The first GOP debate of the new year is coming up, and this the lineup will be a bit different this time. As usual, there will be both an undercard debate and a primetime debate; unlike previous debates, however, only six candidates will be allowed onto the main stage, as opposed to twelve. The lineup hasn't been announced yet, but regardless of who makes the cut, it's likely that one candidate won't make any debate stage again — and that's former Senator Rick Santorum.

Rick Santorum entered the race with high expectations, by which I mean you were probably high if you expected anything significant to come of his candidacy. Despite being one of the last men standing in the 2012 Republican primary, Santorum hasn't won an actual election since 2000, and his particular brand of social conservatism — you know, the kind that condemns all contraceptive use as morally wrong and considers gay sex and bestiality to be basically the same thing — isn't quite in vogue anymore.

When Santorum announced his candidacy, it begged the question: Could a man whose political fortunes peaked in the 1990s make a splash in 2016? As it turns out, no: Santorum struggled to gain steam from day one, and that never really changed. With Lindsey Graham, George Pataki and Bobby Jindal out of the race, Santorum is now the lowest-polling candidate still in the running, pulling an average of just 0.3 percent.

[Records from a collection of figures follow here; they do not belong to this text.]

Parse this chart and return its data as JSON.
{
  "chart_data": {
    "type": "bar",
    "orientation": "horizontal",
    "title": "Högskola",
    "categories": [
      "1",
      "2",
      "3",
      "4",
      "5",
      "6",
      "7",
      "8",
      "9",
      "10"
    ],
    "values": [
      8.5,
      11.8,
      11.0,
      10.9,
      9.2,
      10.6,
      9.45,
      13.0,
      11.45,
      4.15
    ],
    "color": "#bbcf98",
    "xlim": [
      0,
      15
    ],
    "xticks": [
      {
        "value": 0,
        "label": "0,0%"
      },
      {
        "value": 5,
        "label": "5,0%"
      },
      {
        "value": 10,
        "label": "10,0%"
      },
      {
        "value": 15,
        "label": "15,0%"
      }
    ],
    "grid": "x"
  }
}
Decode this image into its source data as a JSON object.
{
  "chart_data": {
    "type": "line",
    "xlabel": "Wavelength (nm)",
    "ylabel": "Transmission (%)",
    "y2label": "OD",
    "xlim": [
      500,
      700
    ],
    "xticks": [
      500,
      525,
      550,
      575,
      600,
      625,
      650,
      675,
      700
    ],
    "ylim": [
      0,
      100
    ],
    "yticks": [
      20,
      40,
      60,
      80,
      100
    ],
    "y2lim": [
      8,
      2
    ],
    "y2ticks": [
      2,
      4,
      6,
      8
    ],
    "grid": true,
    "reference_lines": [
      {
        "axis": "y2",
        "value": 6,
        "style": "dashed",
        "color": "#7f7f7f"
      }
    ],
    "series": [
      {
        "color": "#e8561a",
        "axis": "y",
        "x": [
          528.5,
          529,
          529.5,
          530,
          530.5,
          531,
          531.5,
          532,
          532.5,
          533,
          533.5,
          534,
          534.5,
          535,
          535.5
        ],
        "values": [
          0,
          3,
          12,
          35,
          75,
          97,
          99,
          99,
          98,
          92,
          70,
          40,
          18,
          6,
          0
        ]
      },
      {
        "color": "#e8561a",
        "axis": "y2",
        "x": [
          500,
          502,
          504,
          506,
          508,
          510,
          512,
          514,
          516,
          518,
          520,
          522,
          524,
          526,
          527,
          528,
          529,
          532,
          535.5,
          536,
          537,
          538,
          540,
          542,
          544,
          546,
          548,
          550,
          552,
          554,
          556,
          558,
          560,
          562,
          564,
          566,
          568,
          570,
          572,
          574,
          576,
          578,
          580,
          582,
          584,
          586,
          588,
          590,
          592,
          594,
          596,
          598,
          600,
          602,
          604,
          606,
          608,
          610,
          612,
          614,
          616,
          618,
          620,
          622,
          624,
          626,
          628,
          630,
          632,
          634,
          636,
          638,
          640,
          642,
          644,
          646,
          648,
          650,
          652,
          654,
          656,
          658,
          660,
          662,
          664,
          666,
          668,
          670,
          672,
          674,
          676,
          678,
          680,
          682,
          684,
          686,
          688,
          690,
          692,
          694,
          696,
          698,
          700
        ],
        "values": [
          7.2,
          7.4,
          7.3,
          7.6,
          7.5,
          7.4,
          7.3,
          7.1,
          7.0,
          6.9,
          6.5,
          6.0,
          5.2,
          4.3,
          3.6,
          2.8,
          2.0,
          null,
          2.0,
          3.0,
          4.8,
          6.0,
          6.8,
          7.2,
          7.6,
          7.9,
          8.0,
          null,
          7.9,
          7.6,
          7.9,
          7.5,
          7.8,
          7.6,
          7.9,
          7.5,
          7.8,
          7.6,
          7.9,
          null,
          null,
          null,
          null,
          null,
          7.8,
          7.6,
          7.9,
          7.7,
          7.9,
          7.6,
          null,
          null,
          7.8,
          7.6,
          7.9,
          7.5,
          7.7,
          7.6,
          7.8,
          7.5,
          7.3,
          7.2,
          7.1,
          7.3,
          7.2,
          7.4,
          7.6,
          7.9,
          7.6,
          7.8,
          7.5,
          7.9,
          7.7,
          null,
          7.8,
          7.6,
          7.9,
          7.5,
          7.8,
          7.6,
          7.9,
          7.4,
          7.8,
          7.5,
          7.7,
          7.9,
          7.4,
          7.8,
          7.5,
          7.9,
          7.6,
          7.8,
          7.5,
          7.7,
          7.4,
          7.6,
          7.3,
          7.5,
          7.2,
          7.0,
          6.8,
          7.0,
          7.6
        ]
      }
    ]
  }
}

Santorum's main problem is that for everything he offers the Republican electorate, there's another candidate who offers a more appealing version of it. Blue-collar economic populism was Santorum's thing last time around; now, the much more entertaining Donald Trump has that covered. Santorum is a die-hard social conservative, but hey, you can get all of the same policies from Marco Rubio without any of the explicit bigotry that comes with Santorum. He's hawkish on foreign policy, but hey, so is everybody else in the GOP race. And so on.

Due to his lack of popularity, Santorum has been relegated to the undercard debate every time so far. Every candidate he's shared that stage with has now either dropped out of the race (Jindal, Pataki, Rick Perry) or ascended to the main debate (Chris Christie, Carly Fiorina). The exception is Mike Huckabee, but he only recently joined Santorum at the kid's table; in this sense, one might consider Santorum the "sole survivor" of the undercard debate.

Not that that's much of a consolation. Santorum's days in this race are numbered, and frankly, it's a surprise he hasn't dropped out yet. This could well be his last debate, and if it's not, it may as well be.